A memoir by Italian-Latvian author Marina Jarre. Steeped in the history of twentieth-century Europe, this memoir probes questions of time, language, womanhood, belonging and estrangement, while asking what homeland can be for those who have none, or many more than one.
An extraordinary, luminous memoir that unfurls from author Marina Jarre's native Latvia in the 1920s and expands southward to the Italian countryside.

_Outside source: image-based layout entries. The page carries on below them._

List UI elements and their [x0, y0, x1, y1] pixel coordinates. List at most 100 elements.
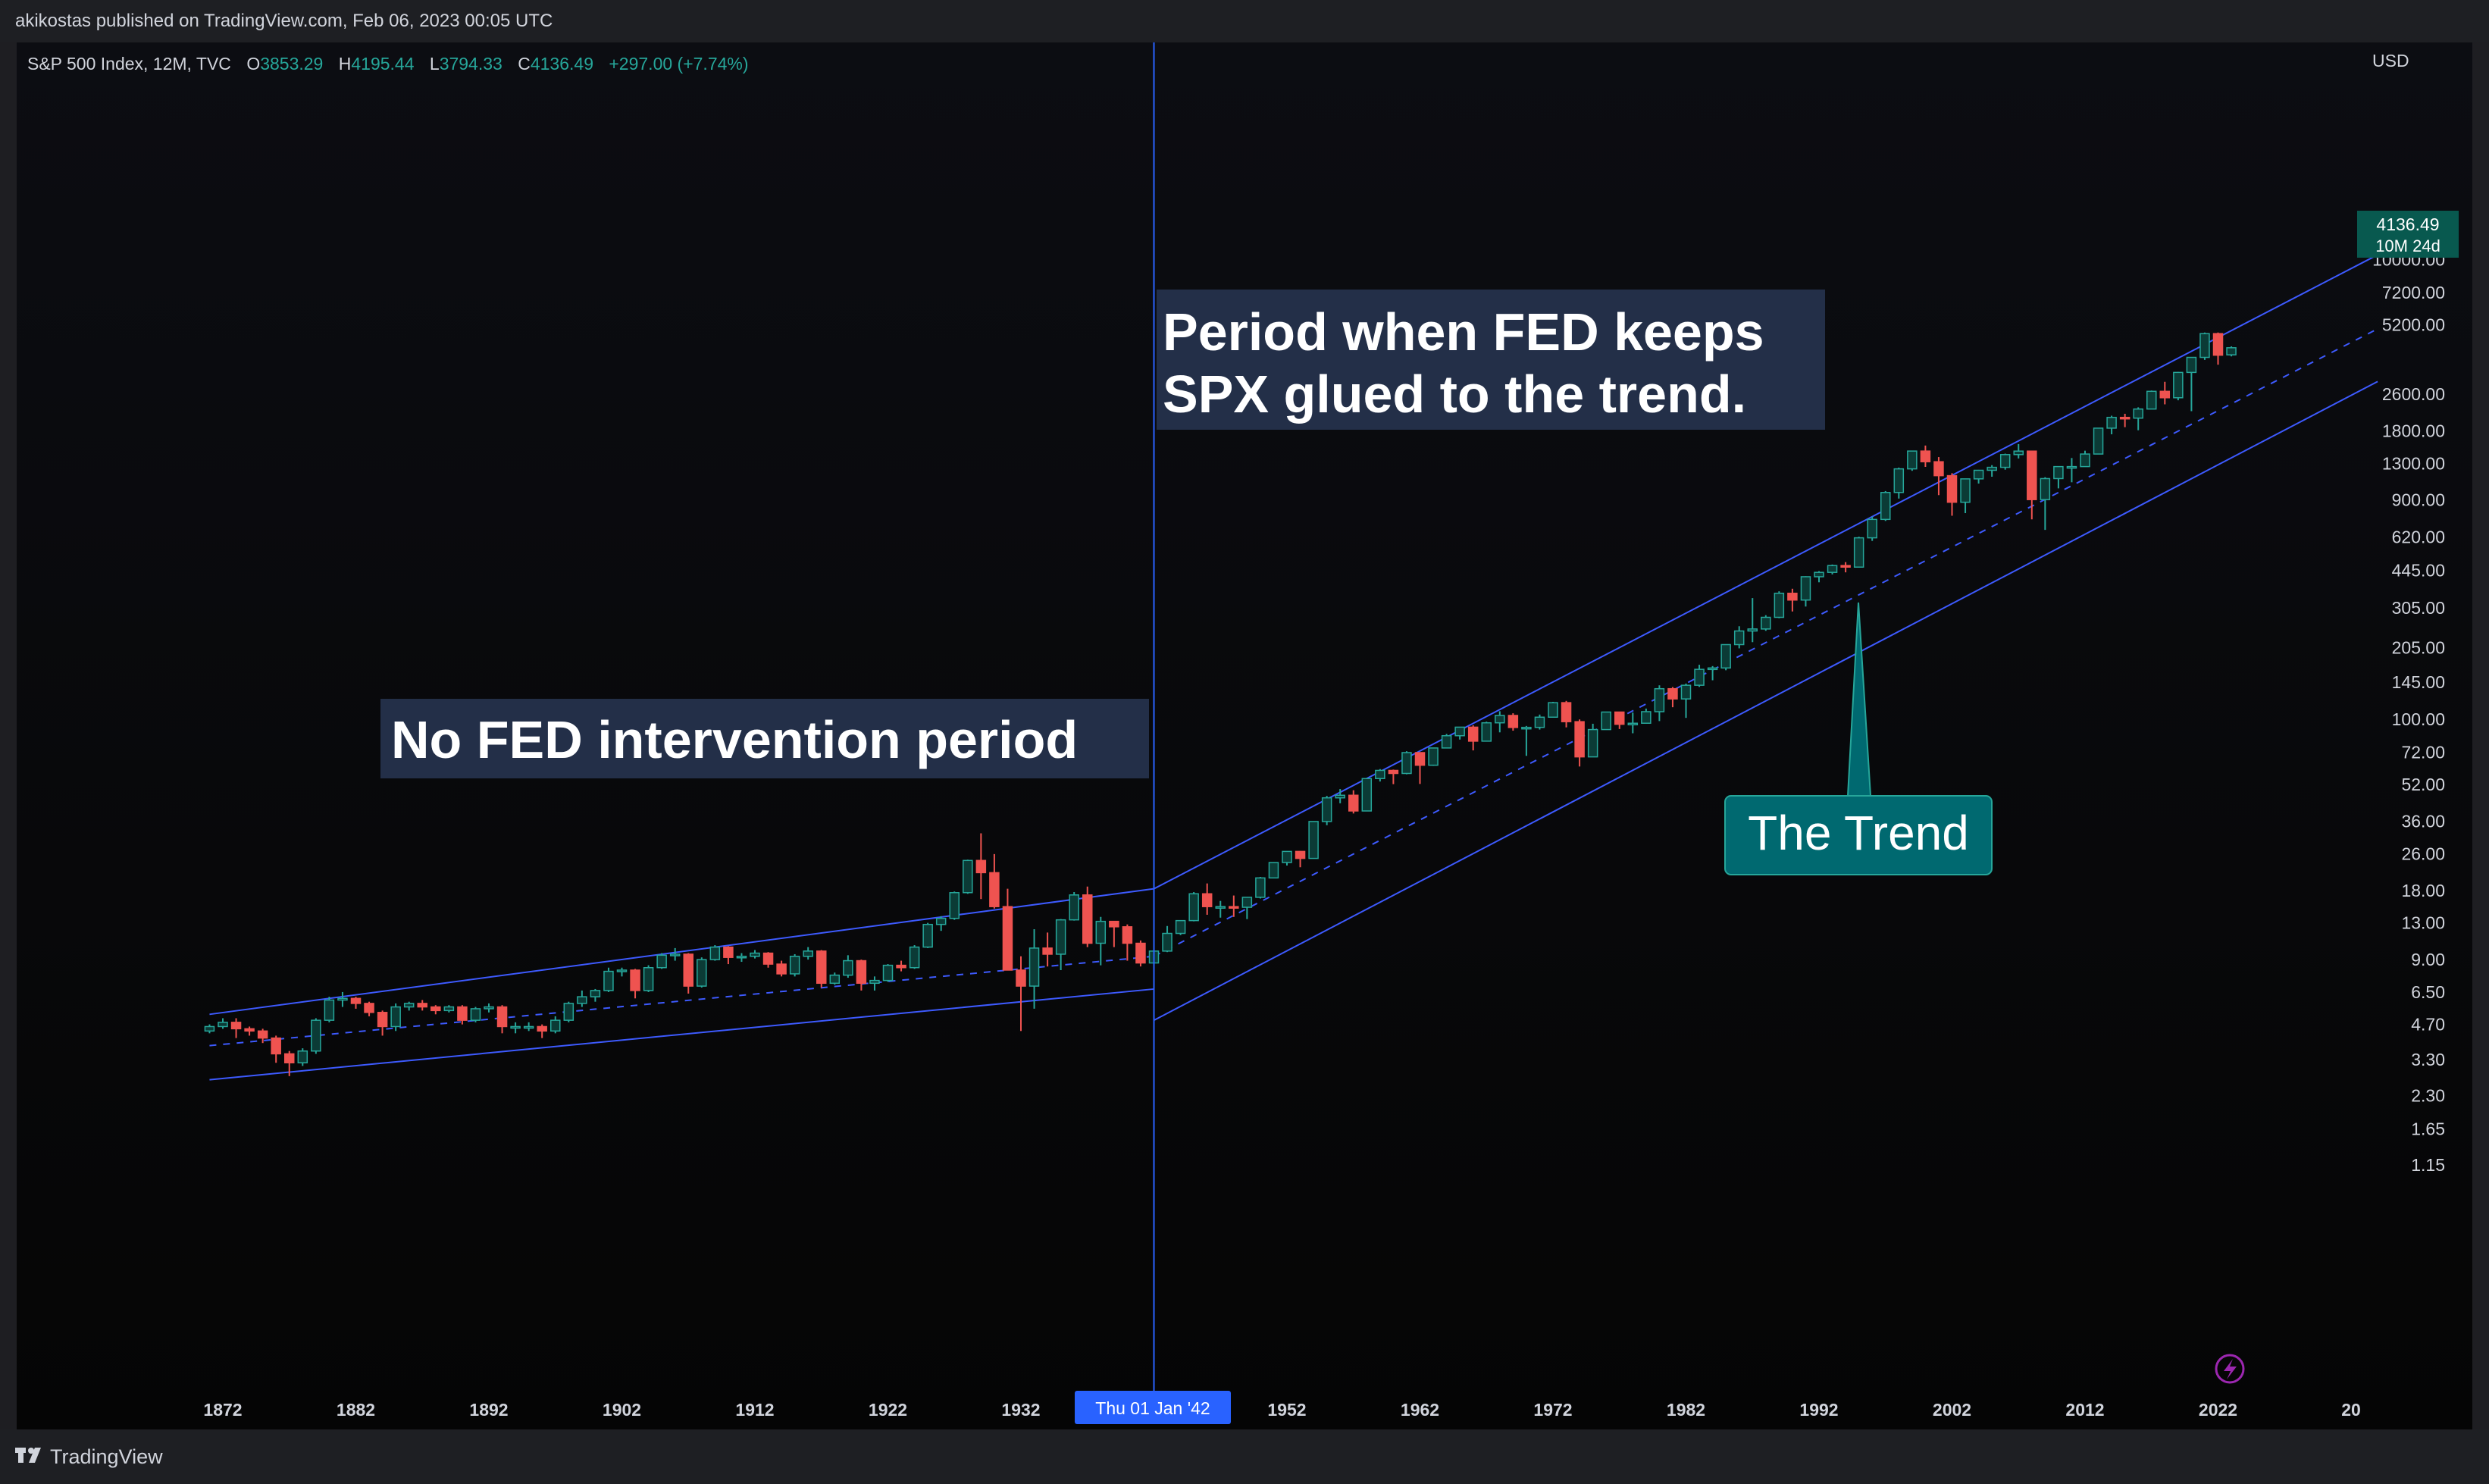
candle-1961	[1401, 751, 1412, 775]
legend-high-value: 4195.44	[351, 54, 414, 74]
channel-line-3[interactable]	[209, 988, 1154, 1081]
legend-open-label: O	[246, 54, 260, 74]
channel-line-5[interactable]	[1154, 327, 2378, 957]
candle-1925	[922, 922, 933, 948]
candle-1983	[1694, 665, 1705, 687]
candle-1999	[1907, 450, 1918, 471]
price-tick-4: 1800.00	[2382, 421, 2445, 440]
candle-2011	[2066, 458, 2077, 483]
candle-1965	[1454, 726, 1465, 740]
candle-1989	[1774, 591, 1785, 618]
candle-1873	[230, 1018, 242, 1038]
candle-1968	[1495, 711, 1505, 733]
price-tick-8: 445.00	[2392, 560, 2445, 580]
candle-1977	[1614, 711, 1625, 729]
candle-1911	[736, 953, 747, 963]
channel-line-6[interactable]	[1154, 380, 2378, 1022]
legend-close-value: 4136.49	[531, 54, 593, 74]
candle-1908	[697, 957, 707, 988]
channel-line-1[interactable]	[209, 888, 1154, 1016]
candle-1985	[1720, 643, 1731, 671]
candle-1940	[1122, 924, 1133, 961]
candle-1893	[496, 1005, 508, 1034]
candle-1888	[430, 1005, 441, 1015]
currency-label: USD	[2372, 51, 2409, 70]
candle-1902	[616, 967, 628, 977]
channel-line-4[interactable]	[1154, 254, 2378, 890]
candle-1884	[377, 1010, 388, 1036]
candle-2007	[2013, 443, 2024, 459]
price-tick-22: 3.30	[2411, 1050, 2445, 1069]
candle-1892	[484, 1003, 494, 1013]
time-tick-13: 2012	[2065, 1400, 2104, 1420]
candle-1931	[1002, 888, 1013, 971]
candle-1924	[909, 945, 920, 969]
time-tick-9: 1972	[1533, 1400, 1572, 1420]
brand-name: TradingView	[50, 1445, 163, 1468]
candle-2017	[2146, 390, 2157, 410]
legend-low-label: L	[430, 54, 440, 74]
candle-1932	[1016, 956, 1026, 1032]
candle-2021	[2199, 332, 2210, 360]
candle-1944	[1175, 919, 1186, 935]
price-tick-17: 18.00	[2401, 881, 2445, 900]
candle-1891	[470, 1007, 481, 1022]
candle-2013	[2093, 427, 2104, 455]
candle-1915	[789, 953, 800, 977]
crosshair-date-label: Thu 01 Jan '42	[1075, 1391, 1231, 1424]
candle-1994	[1840, 562, 1851, 573]
annotation-fed-period[interactable]: Period when FED keeps SPX glued to the t…	[1157, 290, 1825, 430]
time-axis[interactable]: 1872 1882 1892 1902 1912 1922 1932 1952 1962 1972…	[203, 1400, 2360, 1420]
candle-2005	[1987, 465, 1997, 477]
time-tick-5: 1922	[869, 1400, 907, 1420]
candle-1987	[1747, 598, 1758, 643]
candle-1919	[843, 955, 853, 978]
candle-1901	[603, 967, 614, 992]
candle-1978	[1627, 712, 1639, 734]
candle-1923	[896, 960, 906, 972]
candle-1998	[1893, 467, 1905, 499]
candle-2003	[1960, 478, 1971, 514]
candle-1959	[1375, 769, 1385, 782]
candle-1885	[390, 1003, 401, 1032]
candle-1986	[1733, 626, 1745, 649]
price-tick-9: 305.00	[2392, 598, 2445, 618]
price-tick-15: 36.00	[2401, 812, 2445, 831]
candle-1921	[869, 976, 880, 991]
candle-1887	[417, 1000, 427, 1011]
legend: S&P 500 Index, 12M, TVC O3853.29 H4195.4…	[27, 54, 749, 74]
price-tick-25: 1.15	[2411, 1155, 2445, 1175]
annotation-trend[interactable]: The Trend	[1724, 602, 1993, 875]
candle-1880	[324, 997, 335, 1022]
candle-1992	[1814, 571, 1824, 583]
candle-1951	[1268, 862, 1279, 879]
candle-1890	[457, 1005, 468, 1025]
candle-1936	[1069, 892, 1079, 921]
candle-1935	[1055, 919, 1066, 970]
annotation-no-fed[interactable]: No FED intervention period	[380, 699, 1149, 778]
candle-1941	[1135, 940, 1146, 967]
price-tick-12: 100.00	[2392, 709, 2445, 729]
candle-1918	[829, 972, 841, 985]
candle-1970	[1521, 725, 1532, 756]
candle-1981	[1667, 687, 1678, 708]
candle-1972	[1548, 701, 1558, 719]
candle-1922	[882, 964, 894, 982]
legend-open-value: 3853.29	[260, 54, 323, 74]
price-axis[interactable]: USD	[2372, 51, 2409, 70]
lightning-icon[interactable]	[2215, 1354, 2245, 1384]
bar-countdown: 10M 24d	[2375, 236, 2440, 255]
candle-1997	[1880, 490, 1891, 521]
candle-1899	[577, 990, 587, 1007]
candles	[204, 332, 2237, 1076]
time-tick-6: 1932	[1001, 1400, 1040, 1420]
candle-2010	[2053, 465, 2064, 489]
candle-1914	[776, 960, 787, 977]
candle-1913	[762, 952, 774, 968]
price-tick-5: 1300.00	[2382, 453, 2445, 473]
time-tick-1: 1882	[337, 1400, 375, 1420]
candle-1996	[1867, 516, 1877, 541]
candle-1946	[1201, 883, 1213, 915]
candle-1877	[284, 1050, 295, 1076]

'Beautifully ingenious... Saturated in the history of the European 20th century, and made all the more compelling by Ann Goldstein's luminous translation' Vivian Gornick
'Her masterwork' New York Times
'Ann Goldstein's shimmering translation of Jarre's prose delivers into English a European masterpiece' Benjamin Taylor
'Lucid, luminous prose... The first of her books available in English (and) it must not be the last' Los Angeles Review of Books
In distinctive writing as poetic as it is precise, Jarre depicts an exceptionally multinational and complicated family- her elusive, handsome father a Jew who perished in the Holocaust; her severe, cultured mother an Italian Lutheran who translated Russian literature; and her sister and Latvian grandparents. Jarre narrates her passage from childhood to adolescence, first as a linguistic minority in a Baltic nation and then in traumatic exile to Italy after her parents' divorce, where she lives with her maternal grandparents among a community of French-speaking Waldensian Protestants and discovers that fascist Italy is a problematic home for a Riga-born Jew.
First published in 1987 and now translated into English for the first time, this powerful and incisive memoir is steeped in the history of twentieth-century Europe, and probes questions of time, language, womanhood, belonging and estrangement, while asking what homeland can be for those who have none, or many more than one.